Explaining the origin of Marvel’s most outrageous and rowdy anti-hero, Deadpool starts with a high-octane, high body count action sequence before flashing back to show how Wade Wilson (Ryan Reynolds), a former special forces operative turned mercenary, became the eponymous red spandex-wearing character, affectionately known as the Merc with a Mouth.
Obnoxious, crude and violent, Deadpool is a man intent on vengeance as he tracks down the rogue scientist (Ed Skrein) who nearly ruined his life, curing his terminal cancer and giving him accelerated healing powers, but completely disfiguring him in the process.
Just like the comic series on which it is based, Deadpool is self aware and Reynolds frequently breaks the fourth wall to trash just about everything, form superhero clichés to himself.
Full of uproarious humour, Deadpool adopts machine-gun tactics when it comes to jokes, but the blanket approach means that plenty hit the mark. Like its lead character, Deadpool has a twisted sense of humour, so if you’re easily offended, you should probably think twice about going. Not one for youngsters, but adults will have a field day with Marvel’s biggest breath of fresh air since Guardians of the Galaxy.

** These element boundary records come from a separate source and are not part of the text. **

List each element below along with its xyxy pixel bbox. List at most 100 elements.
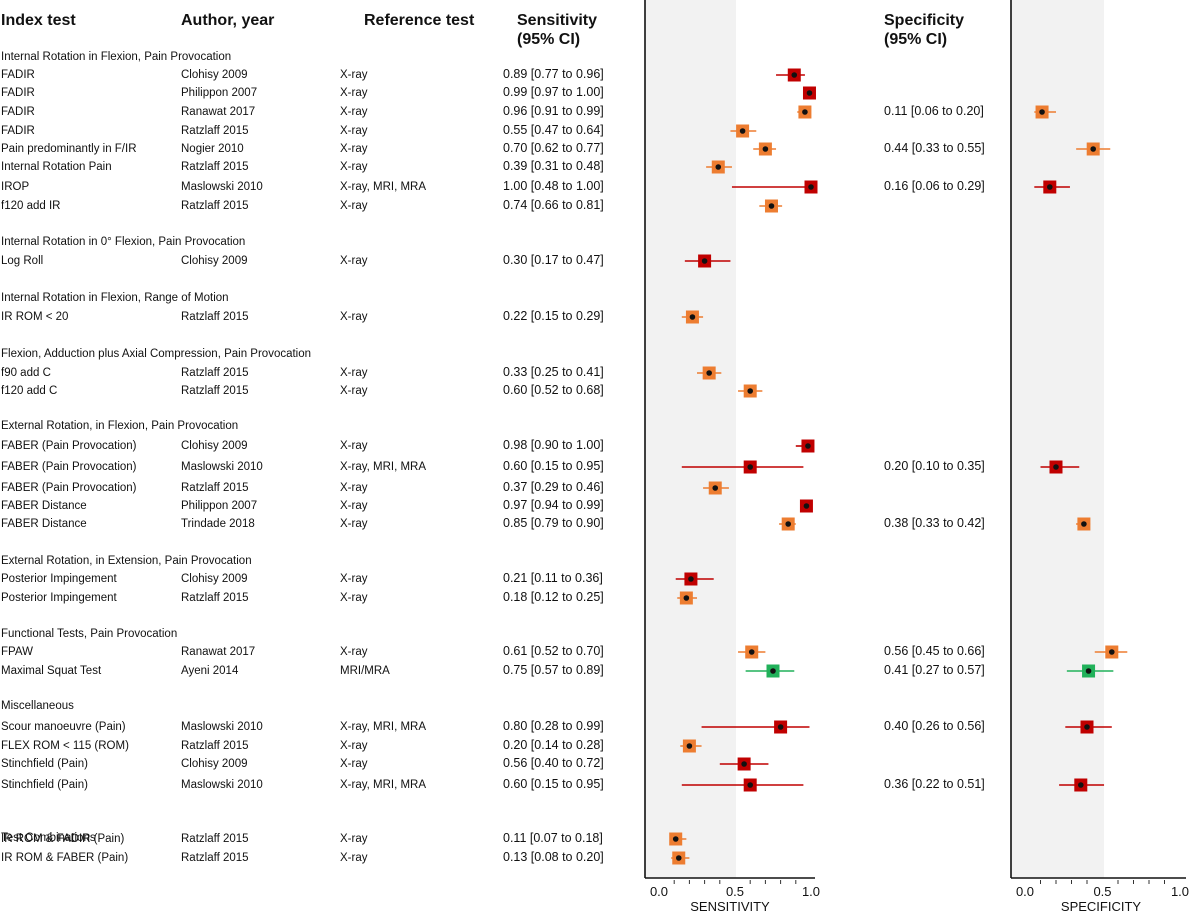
row-sensitivity-ci: 0.60 [0.52 to 0.68]: [503, 383, 604, 397]
header-reference-test: Reference test: [364, 12, 475, 29]
sensitivity-estimate-dot: [747, 464, 753, 470]
row-sensitivity-ci: 0.60 [0.15 to 0.95]: [503, 459, 604, 473]
sensitivity-estimate-dot: [747, 782, 753, 788]
sensitivity-estimate-dot: [791, 72, 798, 78]
row-reference-test: X-ray: [340, 482, 368, 494]
row-author-year: Philippon 2007: [181, 500, 258, 512]
row-author-year: Ranawat 2017: [181, 106, 256, 118]
sensitivity-estimate-dot: [747, 388, 753, 394]
row-author-year: Maslowski 2010: [181, 181, 263, 193]
header-author-year: Author, year: [181, 12, 275, 29]
row-sensitivity-ci: 0.74 [0.66 to 0.81]: [503, 198, 604, 212]
row-author-year: Ratzlaff 2015: [181, 200, 249, 212]
group-title: Internal Rotation in 0° Flexion, Pain Pr…: [1, 236, 246, 248]
sensitivity-estimate-dot: [675, 855, 682, 861]
row-specificity-ci: 0.20 [0.10 to 0.35]: [884, 459, 985, 473]
row-index-test: Stinchfield (Pain): [1, 758, 88, 770]
row-author-year: Ranawat 2017: [181, 646, 256, 658]
sensitivity-estimate-dot: [802, 109, 808, 115]
row-author-year: Ratzlaff 2015: [181, 592, 249, 604]
row-reference-test: X-ray: [340, 161, 368, 173]
row-specificity-ci: 0.16 [0.06 to 0.29]: [884, 179, 985, 193]
row-author-year: Ratzlaff 2015: [181, 482, 249, 494]
row-sensitivity-ci: 0.13 [0.08 to 0.20]: [503, 850, 604, 864]
sensitivity-estimate-dot: [777, 724, 784, 730]
row-reference-test: X-ray: [340, 385, 368, 397]
row-index-test: IR ROM < 20: [1, 311, 69, 323]
row-author-year: Maslowski 2010: [181, 721, 263, 733]
row-author-year: Ratzlaff 2015: [181, 161, 249, 173]
row-reference-test: X-ray, MRI, MRA: [340, 461, 427, 473]
group-title: External Rotation, in Extension, Pain Pr…: [1, 555, 252, 567]
row-sensitivity-ci: 0.70 [0.62 to 0.77]: [503, 141, 604, 155]
row-index-test: FABER (Pain Provocation): [1, 482, 137, 494]
specificity-tick-label: 0.0: [1016, 884, 1034, 899]
row-reference-test: X-ray: [340, 573, 368, 585]
row-index-test: f90 add C: [1, 367, 51, 379]
row-specificity-ci: 0.41 [0.27 to 0.57]: [884, 663, 985, 677]
sensitivity-estimate-dot: [701, 258, 708, 264]
row-author-year: Maslowski 2010: [181, 779, 263, 791]
row-author-year: Ratzlaff 2015: [181, 311, 249, 323]
row-sensitivity-ci: 0.97 [0.94 to 0.99]: [503, 498, 604, 512]
row-sensitivity-ci: 0.22 [0.15 to 0.29]: [503, 309, 604, 323]
row-author-year: Clohisy 2009: [181, 573, 248, 585]
sensitivity-estimate-dot: [748, 649, 755, 655]
group-title: External Rotation, in Flexion, Pain Prov…: [1, 420, 239, 432]
row-sensitivity-ci: 0.21 [0.11 to 0.36]: [503, 571, 603, 585]
row-index-test: IROP: [1, 181, 30, 193]
row-index-test: f120 add IR: [1, 200, 61, 212]
sensitivity-estimate-dot: [806, 90, 813, 96]
header-specificity: Specificity: [884, 12, 965, 29]
specificity-estimate-dot: [1047, 184, 1053, 190]
sensitivity-estimate-dot: [683, 595, 690, 601]
row-sensitivity-ci: 0.85 [0.79 to 0.90]: [503, 516, 604, 530]
row-index-test: FABER Distance: [1, 500, 87, 512]
row-specificity-ci: 0.56 [0.45 to 0.66]: [884, 644, 985, 658]
specificity-estimate-dot: [1039, 109, 1045, 115]
row-index-test: IR ROM & FADIR (Pain): [1, 833, 125, 845]
row-reference-test: X-ray: [340, 367, 368, 379]
row-reference-test: X-ray: [340, 646, 368, 658]
sensitivity-estimate-dot: [672, 836, 679, 842]
row-reference-test: X-ray: [340, 69, 368, 81]
row-author-year: Ratzlaff 2015: [181, 367, 249, 379]
sensitivity-estimate-dot: [768, 203, 775, 209]
row-reference-test: X-ray: [340, 200, 368, 212]
specificity-estimate-dot: [1090, 146, 1096, 152]
row-author-year: Ayeni 2014: [181, 665, 239, 677]
row-reference-test: X-ray: [340, 106, 368, 118]
row-sensitivity-ci: 0.18 [0.12 to 0.25]: [503, 590, 604, 604]
row-sensitivity-ci: 0.98 [0.90 to 1.00]: [503, 438, 604, 452]
row-index-test: Pain predominantly in F/IR: [1, 143, 137, 155]
row-sensitivity-ci: 0.99 [0.97 to 1.00]: [503, 85, 604, 99]
row-author-year: Trindade 2018: [181, 518, 255, 530]
sensitivity-estimate-dot: [770, 668, 776, 674]
row-reference-test: X-ray: [340, 833, 368, 845]
specificity-estimate-dot: [1109, 649, 1115, 655]
row-specificity-ci: 0.40 [0.26 to 0.56]: [884, 719, 985, 733]
row-index-test: FADIR: [1, 87, 35, 99]
row-sensitivity-ci: 0.75 [0.57 to 0.89]: [503, 663, 604, 677]
row-index-test: FABER (Pain Provocation): [1, 461, 137, 473]
row-sensitivity-ci: 1.00 [0.48 to 1.00]: [503, 179, 604, 193]
row-index-test: FABER (Pain Provocation): [1, 440, 137, 452]
row-reference-test: X-ray: [340, 440, 368, 452]
sensitivity-estimate-dot: [712, 485, 719, 491]
row-author-year: Philippon 2007: [181, 87, 258, 99]
header-sensitivity: Sensitivity: [517, 12, 598, 29]
row-reference-test: X-ray, MRI, MRA: [340, 721, 427, 733]
row-sensitivity-ci: 0.60 [0.15 to 0.95]: [503, 777, 604, 791]
row-sensitivity-ci: 0.33 [0.25 to 0.41]: [503, 365, 604, 379]
row-sensitivity-ci: 0.80 [0.28 to 0.99]: [503, 719, 604, 733]
sensitivity-estimate-dot: [785, 521, 791, 527]
specificity-tick-label: 0.5: [1093, 884, 1111, 899]
specificity-estimate-dot: [1081, 521, 1087, 527]
row-sensitivity-ci: 0.96 [0.91 to 0.99]: [503, 104, 604, 118]
row-sensitivity-ci: 0.89 [0.77 to 0.96]: [503, 67, 604, 81]
row-index-test: Scour manoeuvre (Pain): [1, 721, 126, 733]
header-specificity-ci: (95% CI): [884, 31, 948, 48]
group-title: Internal Rotation in Flexion, Pain Provo…: [1, 51, 232, 63]
row-author-year: Nogier 2010: [181, 143, 244, 155]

After a stock market investment goes south, four buddies are hauled in to see Eddie (John Tavolta), the mobster who part-financed their scheme. Eddie offers to wipe their life-threatening debt if they are able to kidnap a member of a rival crime syndicate and hold him for 24 hours. The only problem is they’re not criminals and the group soon realise they’re in way over their heads. Mixing crime with comedy was a formula for success in previous Travolta-starring hits like Pulp Fiction and Get Shorty, but a lack of build up and a lazy script makes Criminal Activities a poor imitation.
When the future of his father’s family circus is jeopardised by a rival group of bullying birds, the young parrot Cuco (voiced by Rico Rodriguez) takes it upon himself to venture to Hollywood and seek out his TV superhero idol, El Americano, for help. Embarking on a quest with his loyal band of friends, Cuco goes on to discover the hero inside himself. The film is the result of the first animated co-production between studios in Mexico and the US, but while the film’s heart and message are in the right place, the humour is bland, the music dated and the script cheesy.
Jamie (Elizabeth Rice) is a young crime reporter who travels to Singapore to investigate her sister’s death, which has been officially classed as suicide. Finding that the circumstances were mysterious, she delves deeper into the case with the help of her sister’s husband and uncovers a string of related suicides that point to the return of an ancient demonic entity.
From initial impressions, the sequel to 2010’s Tere Bin Laden looks to be every bit as hilarious as its predecessor. In order to silence claims that the death of Bin Laden was a hoax, US Government agents track down a doppelgänger and convince a budding Bollywood director (Manish Paul) to shoot the footage that will “prove” the terrorist is dead.